The IP print for July contrasted starkly with the rates of 10.2% y/y and 11.9% y/y reported in June and May respectively. Manufacturing drove the deceleration, up only 3.4% y/y in July vs. 7.6% y/y in June and 12.1% y/y in May. Mining and quarrying grew 11.6% y/y vs. 13.7% y/y in June and 12.1% y/y in May as it continues to recover from OPEC+. Electricity, gas and AC rose 8.5% y/y in July vs. 8% y/y in May-June, while water and sewerage rose 16.7% y/y vs. c. 30% y/y in 2Q21.
On an SA basis, IP continued to stagnate for the second month in a row (-0.1% SA month on month in July vs. -0.2% SA m/m in June and +0.9% SA m/m in May).
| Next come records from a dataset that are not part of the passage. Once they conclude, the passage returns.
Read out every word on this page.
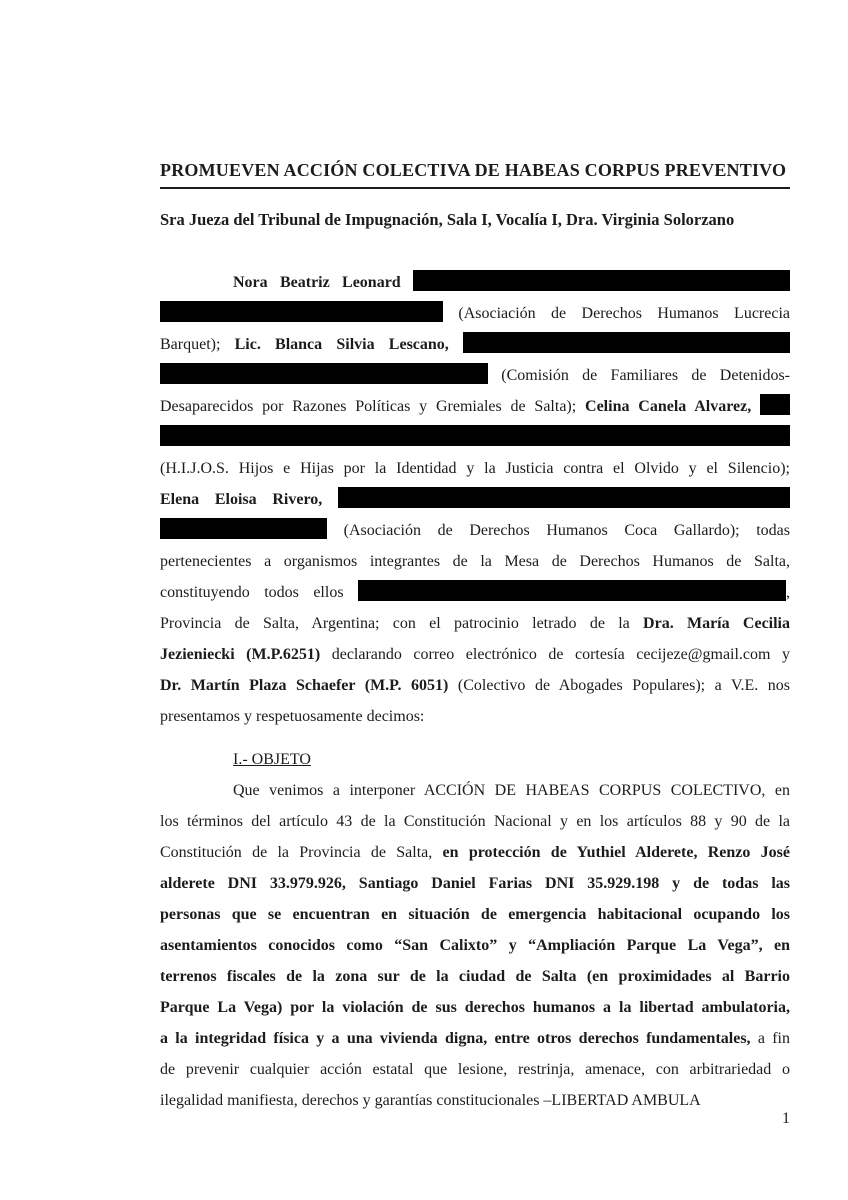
PROMUEVEN ACCIÓN COLECTIVA DE HABEAS CORPUS PREVENTIVO
Sra Jueza del Tribunal de Impugnación, Sala I, Vocalía I, Dra. Virginia Solorzano
Nora Beatriz Leonard
(Asociación de Derechos Humanos Lucrecia
Barquet); Lic. Blanca Silvia Lescano,
(Comisión de Familiares de Detenidos-
Desaparecidos por Razones Políticas y Gremiales de Salta); Celina Canela Alvarez,
(H.I.J.O.S. Hijos e Hijas por la Identidad y la Justicia contra el Olvido y el Silencio);
Elena Eloisa Rivero,
(Asociación de Derechos Humanos Coca Gallardo); todas
pertenecientes a organismos integrantes de la Mesa de Derechos Humanos de Salta,
constituyendo todos ellos	,
Provincia de Salta, Argentina; con el patrocinio letrado de la Dra. María Cecilia
Jezieniecki (M.P.6251) declarando correo electrónico de cortesía cecijeze@gmail.com y
Dr. Martín Plaza Schaefer (M.P. 6051) (Colectivo de Abogades Populares); a V.E. nos
presentamos y respetuosamente decimos:
I.- OBJETO
Que venimos a interponer ACCIÓN DE HABEAS CORPUS COLECTIVO, en
los términos del artículo 43 de la Constitución Nacional y en los artículos 88 y 90 de la
Constitución de la Provincia de Salta, en protección de Yuthiel Alderete, Renzo José
alderete DNI 33.979.926, Santiago Daniel Farias DNI 35.929.198 y de todas las
personas que se encuentran en situación de emergencia habitacional ocupando los
asentamientos conocidos como “San Calixto” y “Ampliación Parque La Vega”, en
terrenos fiscales de la zona sur de la ciudad de Salta (en proximidades al Barrio
Parque La Vega) por la violación de sus derechos humanos a la libertad ambulatoria,
a la integridad física y a una vivienda digna, entre otros derechos fundamentales, a fin
de prevenir cualquier acción estatal que lesione, restrinja, amenace, con arbitrariedad o
ilegalidad manifiesta, derechos y garantías constitucionales –LIBERTAD AMBULA
1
Manufacturing contracted 0.5% SA m/m, exhibiting zero or negative growth rates for the fourth month in a row. We saw increased production in food, beverages and tobacco, and machinery and equipment, while textiles, clothes and intermediary goods all showed signs of moderation.
Analysts say they see a moderation in the IP recovery as the low base effects of 2020 fade, and IP is starting to underperform vs. market expectations. While a further rebound in external demand could push export-oriented energy industries upwards and an additional consumption stimulus could temporarily raise demand for consumer goods, the spending of excess savings amid stagnating incomes and rising prices could constrain any further expansion in the consumer and investment sectors. IP growth in 2Q21 matched expectations (+10.1% y/y), and analysts expect it to moderate to 6.4% y/y in 3Q21.